I
En un día, mientras yo estaba afuera uno de los primeros días, escuché un zumbido que recompuso mi atención. Volteo alarmado, en tanto el zumbido se fundía en el aire débil, en el mismo segundo. Con él, a lo lejos ya volaba un colibrí sin cuidado. Un hada que vuela en los sentidos fuertes o débiles, pero que al captar en todo su color, me llené de gozo, impresión, pero también algo de melancolía; pues mi ánima comprendió que se fue el zumbido, libre como el color. Anhelo otra vista del colibrí y estoy apreciando esa visita por lo fugaz que fue y el calor que arrastró. Una memoria. Un aviso.
II
Bienvenida de vuelta, primavera. Estaba yo afuera cuando llegó el veinteno día, donde sentí tus faldas rozar la piel de la tierra, el color arrastrando calor.
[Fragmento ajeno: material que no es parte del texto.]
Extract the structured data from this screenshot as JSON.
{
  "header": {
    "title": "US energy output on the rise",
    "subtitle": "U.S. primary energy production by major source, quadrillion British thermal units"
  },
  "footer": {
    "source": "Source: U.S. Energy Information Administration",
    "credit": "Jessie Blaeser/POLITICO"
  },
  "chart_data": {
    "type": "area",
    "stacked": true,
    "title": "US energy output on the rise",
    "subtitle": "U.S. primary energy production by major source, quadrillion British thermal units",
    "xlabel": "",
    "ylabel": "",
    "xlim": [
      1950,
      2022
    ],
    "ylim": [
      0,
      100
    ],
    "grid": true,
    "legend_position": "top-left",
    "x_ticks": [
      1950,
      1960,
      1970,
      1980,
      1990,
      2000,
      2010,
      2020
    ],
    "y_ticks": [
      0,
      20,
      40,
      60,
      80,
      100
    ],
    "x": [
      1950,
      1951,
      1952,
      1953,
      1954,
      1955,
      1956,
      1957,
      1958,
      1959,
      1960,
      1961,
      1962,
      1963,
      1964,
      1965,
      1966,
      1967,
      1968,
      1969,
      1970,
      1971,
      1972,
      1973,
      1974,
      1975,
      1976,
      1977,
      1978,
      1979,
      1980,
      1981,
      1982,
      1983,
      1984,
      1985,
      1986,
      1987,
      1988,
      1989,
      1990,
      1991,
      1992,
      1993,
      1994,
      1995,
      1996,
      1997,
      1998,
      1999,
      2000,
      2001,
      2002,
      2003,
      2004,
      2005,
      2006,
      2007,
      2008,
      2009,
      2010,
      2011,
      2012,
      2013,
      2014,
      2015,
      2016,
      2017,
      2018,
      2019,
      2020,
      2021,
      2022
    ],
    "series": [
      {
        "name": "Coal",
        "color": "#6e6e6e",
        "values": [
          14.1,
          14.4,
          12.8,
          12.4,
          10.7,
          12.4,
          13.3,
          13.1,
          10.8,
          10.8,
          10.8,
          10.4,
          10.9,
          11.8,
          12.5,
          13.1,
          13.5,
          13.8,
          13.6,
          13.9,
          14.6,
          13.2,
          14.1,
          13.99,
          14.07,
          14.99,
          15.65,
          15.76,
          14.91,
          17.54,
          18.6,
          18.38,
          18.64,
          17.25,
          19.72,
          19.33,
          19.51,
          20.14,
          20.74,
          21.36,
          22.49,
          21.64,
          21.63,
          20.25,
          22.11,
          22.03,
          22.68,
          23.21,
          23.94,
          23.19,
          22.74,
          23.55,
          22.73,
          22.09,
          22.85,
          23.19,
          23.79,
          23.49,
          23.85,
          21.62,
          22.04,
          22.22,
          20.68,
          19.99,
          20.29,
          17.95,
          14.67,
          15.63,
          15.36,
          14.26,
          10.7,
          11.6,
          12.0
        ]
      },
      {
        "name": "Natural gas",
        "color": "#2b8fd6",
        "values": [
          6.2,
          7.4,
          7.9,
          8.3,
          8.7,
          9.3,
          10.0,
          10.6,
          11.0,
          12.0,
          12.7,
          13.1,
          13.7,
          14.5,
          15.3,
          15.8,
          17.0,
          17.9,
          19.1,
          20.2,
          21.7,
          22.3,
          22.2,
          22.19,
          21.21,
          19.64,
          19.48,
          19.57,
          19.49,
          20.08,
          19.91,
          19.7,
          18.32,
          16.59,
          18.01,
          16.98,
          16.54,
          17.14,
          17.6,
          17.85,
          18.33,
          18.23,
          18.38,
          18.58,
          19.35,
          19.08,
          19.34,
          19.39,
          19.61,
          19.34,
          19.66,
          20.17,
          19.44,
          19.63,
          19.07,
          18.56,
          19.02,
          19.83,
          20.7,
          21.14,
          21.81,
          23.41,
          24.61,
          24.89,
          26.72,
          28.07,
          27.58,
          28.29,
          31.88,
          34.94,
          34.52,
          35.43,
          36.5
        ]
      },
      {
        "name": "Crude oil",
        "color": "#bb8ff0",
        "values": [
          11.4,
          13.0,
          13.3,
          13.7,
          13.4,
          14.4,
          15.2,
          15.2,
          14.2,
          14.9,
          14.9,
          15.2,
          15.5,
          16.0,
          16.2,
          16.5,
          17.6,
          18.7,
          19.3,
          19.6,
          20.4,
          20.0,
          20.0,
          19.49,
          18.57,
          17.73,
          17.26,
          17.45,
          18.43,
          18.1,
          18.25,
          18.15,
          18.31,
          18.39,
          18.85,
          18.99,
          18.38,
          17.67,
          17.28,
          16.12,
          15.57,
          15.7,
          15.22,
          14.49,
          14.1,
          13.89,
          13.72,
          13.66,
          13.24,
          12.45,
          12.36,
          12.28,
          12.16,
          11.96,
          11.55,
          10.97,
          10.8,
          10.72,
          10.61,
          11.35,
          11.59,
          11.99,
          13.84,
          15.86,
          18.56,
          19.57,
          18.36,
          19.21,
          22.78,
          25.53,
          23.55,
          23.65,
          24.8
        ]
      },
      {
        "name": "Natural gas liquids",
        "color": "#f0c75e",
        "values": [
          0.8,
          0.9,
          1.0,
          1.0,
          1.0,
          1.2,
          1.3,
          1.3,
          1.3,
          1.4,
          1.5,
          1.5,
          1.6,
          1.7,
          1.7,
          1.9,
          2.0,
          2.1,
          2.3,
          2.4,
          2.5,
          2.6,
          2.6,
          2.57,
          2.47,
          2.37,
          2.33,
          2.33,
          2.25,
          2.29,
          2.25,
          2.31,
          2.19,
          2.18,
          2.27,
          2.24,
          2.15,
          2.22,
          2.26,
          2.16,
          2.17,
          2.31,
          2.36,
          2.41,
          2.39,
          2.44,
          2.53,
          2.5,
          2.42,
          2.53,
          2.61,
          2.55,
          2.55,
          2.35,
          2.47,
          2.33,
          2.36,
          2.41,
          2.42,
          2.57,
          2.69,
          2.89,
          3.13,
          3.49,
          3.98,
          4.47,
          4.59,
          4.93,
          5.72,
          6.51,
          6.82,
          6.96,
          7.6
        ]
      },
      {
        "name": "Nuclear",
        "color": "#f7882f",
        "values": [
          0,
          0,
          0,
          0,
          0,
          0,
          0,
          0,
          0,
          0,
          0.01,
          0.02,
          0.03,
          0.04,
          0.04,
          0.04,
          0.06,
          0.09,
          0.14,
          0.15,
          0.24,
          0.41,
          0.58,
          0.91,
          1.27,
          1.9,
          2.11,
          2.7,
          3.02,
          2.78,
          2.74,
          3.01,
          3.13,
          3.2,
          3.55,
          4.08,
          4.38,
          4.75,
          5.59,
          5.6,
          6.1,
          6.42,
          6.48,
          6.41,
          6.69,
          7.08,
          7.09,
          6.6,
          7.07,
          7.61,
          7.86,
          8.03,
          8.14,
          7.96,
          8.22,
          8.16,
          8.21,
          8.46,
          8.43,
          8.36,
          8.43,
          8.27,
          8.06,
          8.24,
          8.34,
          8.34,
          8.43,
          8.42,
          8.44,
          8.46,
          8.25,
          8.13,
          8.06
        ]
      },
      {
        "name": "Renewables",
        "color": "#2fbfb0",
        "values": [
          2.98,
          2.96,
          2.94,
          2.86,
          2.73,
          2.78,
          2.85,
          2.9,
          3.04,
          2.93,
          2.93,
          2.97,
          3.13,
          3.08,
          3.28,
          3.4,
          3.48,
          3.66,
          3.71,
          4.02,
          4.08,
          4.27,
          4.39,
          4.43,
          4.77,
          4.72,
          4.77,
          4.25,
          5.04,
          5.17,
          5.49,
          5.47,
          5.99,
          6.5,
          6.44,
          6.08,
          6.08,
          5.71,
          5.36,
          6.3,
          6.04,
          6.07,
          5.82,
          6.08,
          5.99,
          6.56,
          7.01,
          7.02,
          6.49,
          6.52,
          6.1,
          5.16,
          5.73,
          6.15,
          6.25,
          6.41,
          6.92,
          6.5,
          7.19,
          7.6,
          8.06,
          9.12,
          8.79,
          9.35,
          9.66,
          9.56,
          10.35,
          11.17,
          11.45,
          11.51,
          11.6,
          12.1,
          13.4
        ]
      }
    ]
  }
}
Con tu regreso, trajiste al mundo mayor nitidez colorado. Las flores por fin pueden salir de la noche para cantar al padre sol, los pájaros pueden adorar cada nueva semilla; los árboles te estrecharán sus ramas y los animales callarán para reverenciarte como su partera. ¡Y los girasoles siempre sensibles te dedicarán buenas nuevas, belleza para todas las almas y gracias para toda la plenitud!
III
Y cantan las flores:
“Al Padre Sol que nos prende, y a la Madre Tierra que nos acuna y nutre. El primero de nuestros señores cae cariñoso en el seno de la gran señora, y esta lo recibe con brazos y muslos. ¡Los dos poderes inspiran la actividad en las más bellas especies! ¡Nosotras las flores, que acogemos al agua en nuestros pies, adoramos cada gota inmortal, entregadas a nuestra vitalidad! Has hecho, primavera, que todas las alas del mundo vuelen, que estas inspiren a poetas. ¡Por fin tus faldas nos traen las partículas primigenias, las de la Madre y del Padre!”.